First off, I wouldn't worry overmuch about the prejudice that northerners and southerners hold towards each other - it's actually natural and to be expected.
People from different regions are naturally suspicious of each other, and for good reason: for almost all of human history, that suspicion has been a survival trait. Think about it this way: until the latter half of the 20th century, most people in the world walked or (if they were well-to-do or lucky) rode a horse or cart. As a result, most people knew very few who lived more than a few hours' walk away from them. After all, if you and your family are working the fields at some point in the distant past and you see a group of horsemen off in the distance, what are you going to do? Go out there and greet them, or hide your family and hope those strangers pass you by without having their way with you and yours?

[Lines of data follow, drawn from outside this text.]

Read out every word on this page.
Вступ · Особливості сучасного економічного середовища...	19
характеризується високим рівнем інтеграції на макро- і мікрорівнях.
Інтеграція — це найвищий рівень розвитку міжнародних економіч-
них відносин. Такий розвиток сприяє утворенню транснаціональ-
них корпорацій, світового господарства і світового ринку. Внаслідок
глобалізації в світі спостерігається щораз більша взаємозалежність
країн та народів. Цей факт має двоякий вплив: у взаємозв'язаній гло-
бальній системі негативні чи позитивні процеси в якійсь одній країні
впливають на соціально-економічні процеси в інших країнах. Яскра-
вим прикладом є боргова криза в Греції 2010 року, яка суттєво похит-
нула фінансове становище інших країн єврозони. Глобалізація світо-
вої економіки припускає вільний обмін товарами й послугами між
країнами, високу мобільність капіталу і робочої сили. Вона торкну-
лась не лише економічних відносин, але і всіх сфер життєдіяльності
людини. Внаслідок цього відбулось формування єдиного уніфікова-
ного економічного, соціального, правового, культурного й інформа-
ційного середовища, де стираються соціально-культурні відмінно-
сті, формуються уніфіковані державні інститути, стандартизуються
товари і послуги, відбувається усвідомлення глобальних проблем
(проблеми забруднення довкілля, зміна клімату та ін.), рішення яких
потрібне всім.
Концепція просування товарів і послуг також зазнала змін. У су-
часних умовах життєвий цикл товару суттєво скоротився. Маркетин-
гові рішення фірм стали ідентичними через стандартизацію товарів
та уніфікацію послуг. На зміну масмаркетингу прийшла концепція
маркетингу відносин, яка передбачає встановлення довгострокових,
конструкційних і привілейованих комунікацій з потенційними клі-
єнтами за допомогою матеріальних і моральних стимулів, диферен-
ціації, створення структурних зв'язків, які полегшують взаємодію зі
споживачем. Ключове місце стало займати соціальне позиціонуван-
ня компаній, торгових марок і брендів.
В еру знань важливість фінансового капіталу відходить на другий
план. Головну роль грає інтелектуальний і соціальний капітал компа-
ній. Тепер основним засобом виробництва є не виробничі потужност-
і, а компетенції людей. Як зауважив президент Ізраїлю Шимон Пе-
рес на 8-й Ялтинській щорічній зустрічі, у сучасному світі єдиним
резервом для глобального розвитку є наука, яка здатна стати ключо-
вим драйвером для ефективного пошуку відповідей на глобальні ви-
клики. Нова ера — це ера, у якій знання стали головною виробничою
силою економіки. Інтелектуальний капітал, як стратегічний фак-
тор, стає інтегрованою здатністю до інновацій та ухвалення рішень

I grew up *way* out in the boonies, going to school in the next county over (my graduating class was 42 people), and we frankly looked at anyone who lived outside the MS Delta with a measure of suspicion: "They're just not like us. Be careful." On a side note, I now have a house in a 3rd-world megalopolis w/ 15M people. Go figure.
Anyway, the suspicion between regions is natural, and it's exacerbated by economic inequality. Northern and southern Italy hold each other in suspicion, and eastern and western China certainly don't like each other. Bavaria and Prussia are both now part of Germany, but they're not exactly keen on each other. And in the Philippines (where my house is), the regional rivalries are part of everyday life.
(Note - credit to Dan Carlin's Hardcore History "Wrath of the Khans" podcast for giving me that particular realization of regional suspicion as a survival trait)
But regional rivalries aside, forgive yourself for having thought that way about southerners, because the overwhelming degree of guilt and blame belonged and continue to belong to them. They fought a war to preserve slavery, they pushed for the Jim Crow laws and kept segregation in place for nearly a century, and they built their entire culture around glorifying the days of the Confederacy.
Again, I grew up deeply ensconced in that culture - after all, everyone in my direct family line are buried in the same cemetery by a Southern Baptist church in the Delta all the way back to 1870. I was once so very proud of that. But now, I'll be the first of my line not buried there. Delta gumbo (it's how we referred to the clay-rich soil) will have no more of my family's blood. I'll never step foot there again.